# Q&A: Audi Factory Test Driver Frank Stippler on R8 GRAND-AM Test



## [email protected] (Apr 9, 2004)

*You’ve just help develop a new racing car – the Audi R8 GRAND-AM. How did the tests go?*
“We tested the new model for the first time at Daytona in December. We were in Florida again last weekend for the ‘Roar before the Rolex 24’, the official test day. quattro GmbH has designed and build a fascinating race car, which is completely different to the model seen in the GT3 series worldwide. It goes without saying that it is also very easy to handle for the customers.”
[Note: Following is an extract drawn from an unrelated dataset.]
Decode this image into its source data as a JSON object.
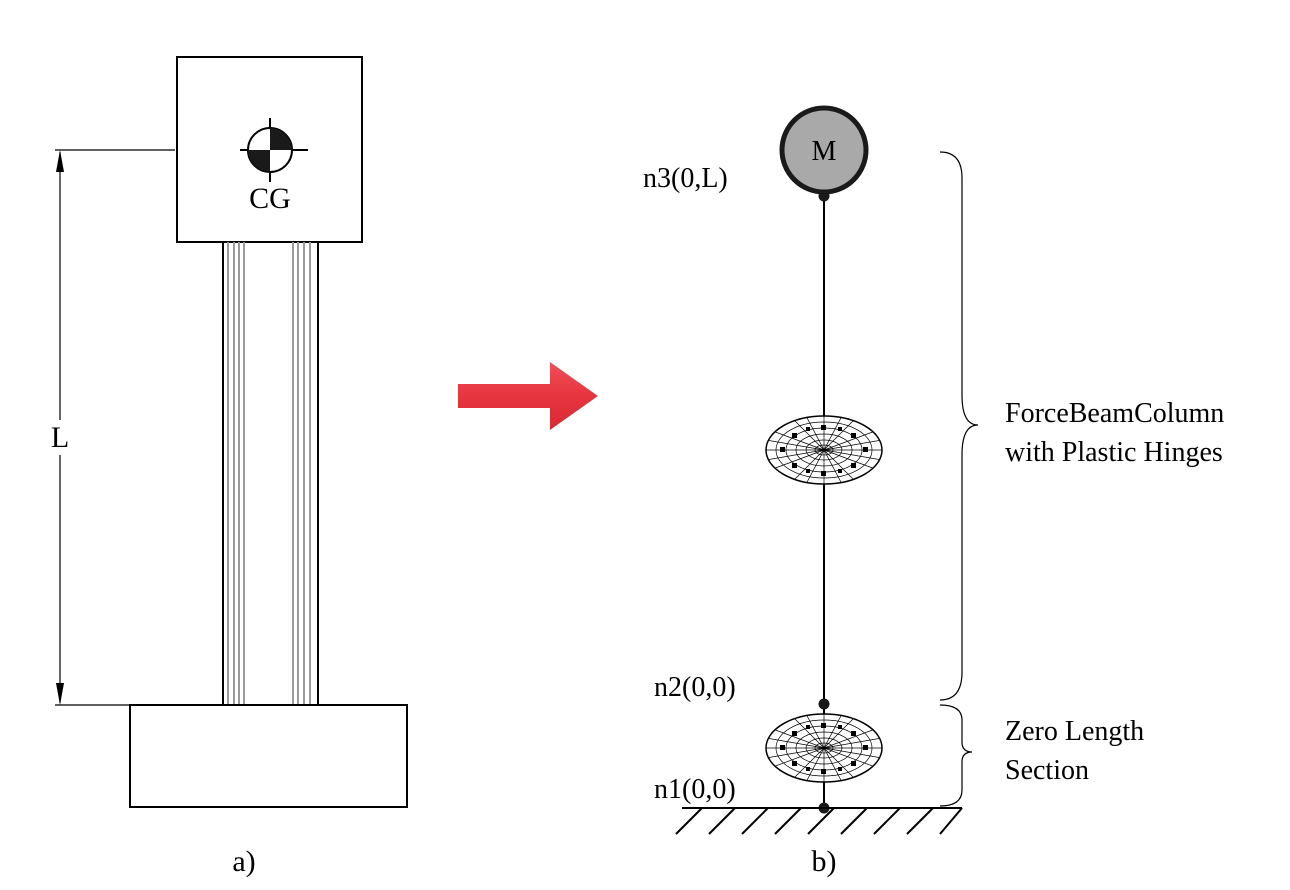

*What did you test at Daytona recently?*
“After the set-up had already been defined in December, it was all about the basic classification of the car. We started with a very small air intake restrictor. Afterwards we were granted more and more power. In this way we gradually moved forward. In a field of 33 GT cars the competition is, however, extremely tough. The other teams have a year more experience with the standard Continental tires.”

*In your opinion what impression did the Audi make at the first test in the GRAND-AM series?*
“The Audi R8 GRAND-AM was extremely well received. The series and also the APR and Oryx teams as first customers of Audi are delighted about this new car. quattro GmbH has opened another important field of activity. The USA is without doubt a very an important market.”


----------